Premis dasar dalam konsep ini adalah melalui penggabungan kekuatan dari
entitas masing-masing, sebuah project
tidak hanya menjadi lebih menguntungkan, tetapi juga berkelanjutan (sustainable).
Akan
lebih banyak hal yang dapat dilakukan apabila kerja sama dan koordinasi
terjadi secara intens antarentitas. Saya sedang tidak menyarankan konsep
kompetisi dan persaingan harus digantikan sepenuhnya oleh konsep kolaborasi
dan partnership. Hanya saja tidak
semua hal dapat diselesaikan melalui konsep kompetisi dan persaingan.
Bahkan,
di berbagai kasus, efisiensi dan efektivitas dapat diwujudkan secara baik
melalui skema kolaboratif. Pengalaman di berbagai negara maju, pembangunan
industrial tidak hanya menggunakan skema kompetisi dan persaingan saja.

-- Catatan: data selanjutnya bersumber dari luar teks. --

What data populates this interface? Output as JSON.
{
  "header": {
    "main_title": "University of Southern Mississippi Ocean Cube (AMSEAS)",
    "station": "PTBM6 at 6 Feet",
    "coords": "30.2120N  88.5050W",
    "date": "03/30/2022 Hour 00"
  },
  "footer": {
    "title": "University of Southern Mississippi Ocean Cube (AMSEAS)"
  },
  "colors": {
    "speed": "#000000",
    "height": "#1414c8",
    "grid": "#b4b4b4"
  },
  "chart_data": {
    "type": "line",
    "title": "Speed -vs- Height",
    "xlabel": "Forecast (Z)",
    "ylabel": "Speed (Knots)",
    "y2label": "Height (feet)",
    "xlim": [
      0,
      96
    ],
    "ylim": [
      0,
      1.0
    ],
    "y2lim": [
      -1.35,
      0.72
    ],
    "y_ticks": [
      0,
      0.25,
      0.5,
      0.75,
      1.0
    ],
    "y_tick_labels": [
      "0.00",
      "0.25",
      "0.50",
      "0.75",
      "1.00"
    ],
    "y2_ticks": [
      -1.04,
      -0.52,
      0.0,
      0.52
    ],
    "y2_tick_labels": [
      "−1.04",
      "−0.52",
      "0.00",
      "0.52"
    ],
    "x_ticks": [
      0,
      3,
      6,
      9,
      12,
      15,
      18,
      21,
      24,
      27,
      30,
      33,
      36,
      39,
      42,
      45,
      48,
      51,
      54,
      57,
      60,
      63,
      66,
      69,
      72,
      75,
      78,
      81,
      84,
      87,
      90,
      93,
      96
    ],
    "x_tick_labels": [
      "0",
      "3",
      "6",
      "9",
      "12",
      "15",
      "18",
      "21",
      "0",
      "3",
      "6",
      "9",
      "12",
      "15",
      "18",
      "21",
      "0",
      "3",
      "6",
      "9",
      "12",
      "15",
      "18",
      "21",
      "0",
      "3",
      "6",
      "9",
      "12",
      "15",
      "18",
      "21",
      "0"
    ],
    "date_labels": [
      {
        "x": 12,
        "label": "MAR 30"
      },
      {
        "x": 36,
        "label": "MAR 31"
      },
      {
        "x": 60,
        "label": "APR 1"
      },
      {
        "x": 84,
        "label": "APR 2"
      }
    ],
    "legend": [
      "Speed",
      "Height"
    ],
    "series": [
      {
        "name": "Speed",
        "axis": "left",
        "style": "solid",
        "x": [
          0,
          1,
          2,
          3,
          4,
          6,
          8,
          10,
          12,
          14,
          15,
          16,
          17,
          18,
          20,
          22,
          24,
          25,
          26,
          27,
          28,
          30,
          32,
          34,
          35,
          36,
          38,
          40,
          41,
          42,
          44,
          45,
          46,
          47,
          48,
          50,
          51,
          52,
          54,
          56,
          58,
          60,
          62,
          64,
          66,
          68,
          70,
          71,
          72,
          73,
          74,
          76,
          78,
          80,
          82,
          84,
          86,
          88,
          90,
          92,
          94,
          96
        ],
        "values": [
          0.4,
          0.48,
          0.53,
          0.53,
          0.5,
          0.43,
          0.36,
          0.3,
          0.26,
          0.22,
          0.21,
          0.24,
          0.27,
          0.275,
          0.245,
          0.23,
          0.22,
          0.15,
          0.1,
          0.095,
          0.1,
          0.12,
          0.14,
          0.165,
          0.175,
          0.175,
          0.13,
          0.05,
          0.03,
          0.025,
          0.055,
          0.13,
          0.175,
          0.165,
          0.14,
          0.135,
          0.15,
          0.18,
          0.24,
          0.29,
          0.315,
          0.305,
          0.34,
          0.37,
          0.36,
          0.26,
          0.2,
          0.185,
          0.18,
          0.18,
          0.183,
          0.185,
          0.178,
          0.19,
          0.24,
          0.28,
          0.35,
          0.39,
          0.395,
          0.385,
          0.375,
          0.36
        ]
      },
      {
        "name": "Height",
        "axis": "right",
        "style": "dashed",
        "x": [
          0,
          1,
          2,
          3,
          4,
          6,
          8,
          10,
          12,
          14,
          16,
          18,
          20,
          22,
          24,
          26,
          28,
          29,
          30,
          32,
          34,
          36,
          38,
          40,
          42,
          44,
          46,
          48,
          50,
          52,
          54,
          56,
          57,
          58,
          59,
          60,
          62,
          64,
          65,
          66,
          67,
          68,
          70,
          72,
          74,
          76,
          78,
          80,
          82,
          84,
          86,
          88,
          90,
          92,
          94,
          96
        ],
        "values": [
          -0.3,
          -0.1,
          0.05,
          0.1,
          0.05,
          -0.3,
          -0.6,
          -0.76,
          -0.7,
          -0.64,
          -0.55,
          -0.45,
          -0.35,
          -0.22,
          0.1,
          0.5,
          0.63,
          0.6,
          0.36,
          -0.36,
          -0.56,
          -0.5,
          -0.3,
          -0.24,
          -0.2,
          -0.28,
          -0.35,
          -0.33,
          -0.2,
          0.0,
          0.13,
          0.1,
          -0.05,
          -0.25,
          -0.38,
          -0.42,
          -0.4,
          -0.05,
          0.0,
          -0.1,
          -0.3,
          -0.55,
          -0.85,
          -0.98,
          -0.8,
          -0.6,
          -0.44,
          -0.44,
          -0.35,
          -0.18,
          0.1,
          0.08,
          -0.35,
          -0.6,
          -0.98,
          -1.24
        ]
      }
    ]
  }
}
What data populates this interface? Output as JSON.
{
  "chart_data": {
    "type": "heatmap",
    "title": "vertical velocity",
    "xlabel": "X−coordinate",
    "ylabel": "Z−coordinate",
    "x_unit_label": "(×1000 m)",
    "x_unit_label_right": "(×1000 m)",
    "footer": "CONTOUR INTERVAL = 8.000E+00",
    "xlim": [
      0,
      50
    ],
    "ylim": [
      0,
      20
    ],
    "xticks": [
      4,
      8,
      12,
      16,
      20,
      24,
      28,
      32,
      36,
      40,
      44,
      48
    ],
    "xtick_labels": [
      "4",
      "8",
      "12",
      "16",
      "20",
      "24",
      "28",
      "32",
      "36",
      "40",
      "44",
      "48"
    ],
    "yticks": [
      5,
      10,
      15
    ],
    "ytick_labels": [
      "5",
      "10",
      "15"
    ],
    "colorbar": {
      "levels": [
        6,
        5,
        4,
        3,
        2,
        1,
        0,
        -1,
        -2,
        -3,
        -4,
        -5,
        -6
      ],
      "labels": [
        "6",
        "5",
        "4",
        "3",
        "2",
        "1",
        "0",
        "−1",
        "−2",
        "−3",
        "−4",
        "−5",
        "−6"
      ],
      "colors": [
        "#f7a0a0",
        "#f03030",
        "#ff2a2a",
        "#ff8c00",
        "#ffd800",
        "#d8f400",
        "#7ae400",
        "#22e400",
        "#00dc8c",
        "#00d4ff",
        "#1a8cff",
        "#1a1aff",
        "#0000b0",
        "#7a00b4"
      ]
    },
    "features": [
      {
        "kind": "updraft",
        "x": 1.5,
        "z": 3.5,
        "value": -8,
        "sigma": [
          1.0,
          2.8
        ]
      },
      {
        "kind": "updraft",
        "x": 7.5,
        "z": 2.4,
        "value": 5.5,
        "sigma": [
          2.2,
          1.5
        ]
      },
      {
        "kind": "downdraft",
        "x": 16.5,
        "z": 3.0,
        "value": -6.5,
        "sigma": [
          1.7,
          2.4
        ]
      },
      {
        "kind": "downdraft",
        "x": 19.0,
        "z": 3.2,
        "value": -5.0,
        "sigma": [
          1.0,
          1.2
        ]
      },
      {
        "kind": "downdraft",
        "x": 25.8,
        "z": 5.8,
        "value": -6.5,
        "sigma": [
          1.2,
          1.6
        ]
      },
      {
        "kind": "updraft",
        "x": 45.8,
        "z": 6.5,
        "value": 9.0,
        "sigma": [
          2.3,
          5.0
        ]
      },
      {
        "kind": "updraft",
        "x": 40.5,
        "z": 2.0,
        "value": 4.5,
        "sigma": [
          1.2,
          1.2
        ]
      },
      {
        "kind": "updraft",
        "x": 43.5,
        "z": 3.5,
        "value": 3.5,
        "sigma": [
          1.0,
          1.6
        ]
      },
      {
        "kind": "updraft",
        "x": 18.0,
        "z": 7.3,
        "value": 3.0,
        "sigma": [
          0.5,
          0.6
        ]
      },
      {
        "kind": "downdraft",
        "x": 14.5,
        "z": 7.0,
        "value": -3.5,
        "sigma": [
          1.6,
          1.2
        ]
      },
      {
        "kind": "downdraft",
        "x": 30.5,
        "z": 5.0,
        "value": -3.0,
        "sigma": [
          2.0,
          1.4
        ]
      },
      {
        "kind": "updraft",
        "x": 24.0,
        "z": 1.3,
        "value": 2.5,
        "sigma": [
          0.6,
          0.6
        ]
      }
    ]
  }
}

Namun
skema-skema seperti sinergi, kolaborasi, kerja sama, strategikaliansi dan
partnership juga secara masif dilakukan.
Baik
antarperusahaan dalam satu industri, berbeda industri ataupun yang bersifat
lintas entitas seperti skema kerja sama antara perusahaan-asosiasi,
perusahaan-perguruan tinggi, perusahaan-LSM, ataupun perusahaan dengan
pemerintah. Banyak perusahaan multinasional yang bersaing satu dengan yang
lain di pasar, tetapi di sejumlah kesempatan ternyata mereka melakukan kerja
sama yang bersifat kolaboratif.
Misalnya
saja kerja sama antara Microfost-Cisco-State Street dan perusahaan lainnya
melakukan investasi tidak kurang dari 60 juta euro dalam menyediakan platform
akses teknologi dan training bagi peningkatan kualitas karyawan. Sementara
itu perusahaan minyak dunia seperti Chevron, BP, ExxonMobil, Sonangol, dan
Total berkolaborasi untuk membangun fasilitas training bagi para supplier di
Luanda, Angola.
Perusahaan
Merck juga bekerja sama dengan perusahaan lokal, LSM lokal serta otoritas
lokal di sejumlah negara Amerika Latin seperti Brasil dan Meksiko untuk
meningkatkan kualitas kebijakan di bidang kewirausahaan. Model kemitraan dan
kerja sama antarlembaga pemerintahan juga menjadi tren dunia saat ini dalam
meningkatkan efektivitas pelayanan publik dan integrasi pembangunan
kewilayahan.
Misalnya,
laporan penelitian yang dilakukan Jones dan Morris (2008) mendokumentasikan
bagaimana kerja sama antarpemerintah kota di Inggris terjadi untuk mewujudkan
tujuan bersama. Ketika otoritas Kota Sheffield ingin membangun wilayah
berbasis knowledge intensive industry,
hal ini tidak dapat dilakukan sendirian. Kemitraan dengan kota sekitarnya
seperti Rotherham dan Doncaster dilakukan.
Selain
itu Pemerintah Inggris terus mengembangkan
apa yang disebut sebagai city-tocity
collaboration project untuk mengoptimalkan the economics of collaboration. Mereka sangat mendukung proyek-kolaboratif
antara Glasgow dan Edinburgh, Liverpool dan Manchester City di bidang
kepariwisataan, dan kerja sama antara beberapa kota seperti Peterborough-Luton-Ipswich-Norwich-
Colchester-Southen on Sea untuk mendorong penciptaan lapangan kerja secara
kolektif.
Kebijakan
ini ditempuh dengan mempertimbangkan bahwa dengan bekerja sama dan kemitraan,
hasil yang didapat akan lebih besar dibandingkan bila dilakukan sendiri oleh
tiap kota di Inggris. Sebenarnya di Indonesia sejumlah proyek kerja sama dan
kemitraan secara kolaboratif juga telah dilakukan. Hasilnya memang jauh lebih
baik bila dibandingkan dengan dikerjakan sendiri-sendiri.
Misalnya,
keberhasilan kita dalam membangun tol Bali Mandara hasil konsorsium
multisektor yang terdiri atas BUMN konstruksi, pemda dan BUMN perbankan. Tol
Bali Mandara juga dimiliki bersama antara PT Jasa marga, Pelindo III, Angkasa
Pura I, Adhikarya, Hutama Karya, PT BTDC, Pemprov Bali, dan Pemkab Badung.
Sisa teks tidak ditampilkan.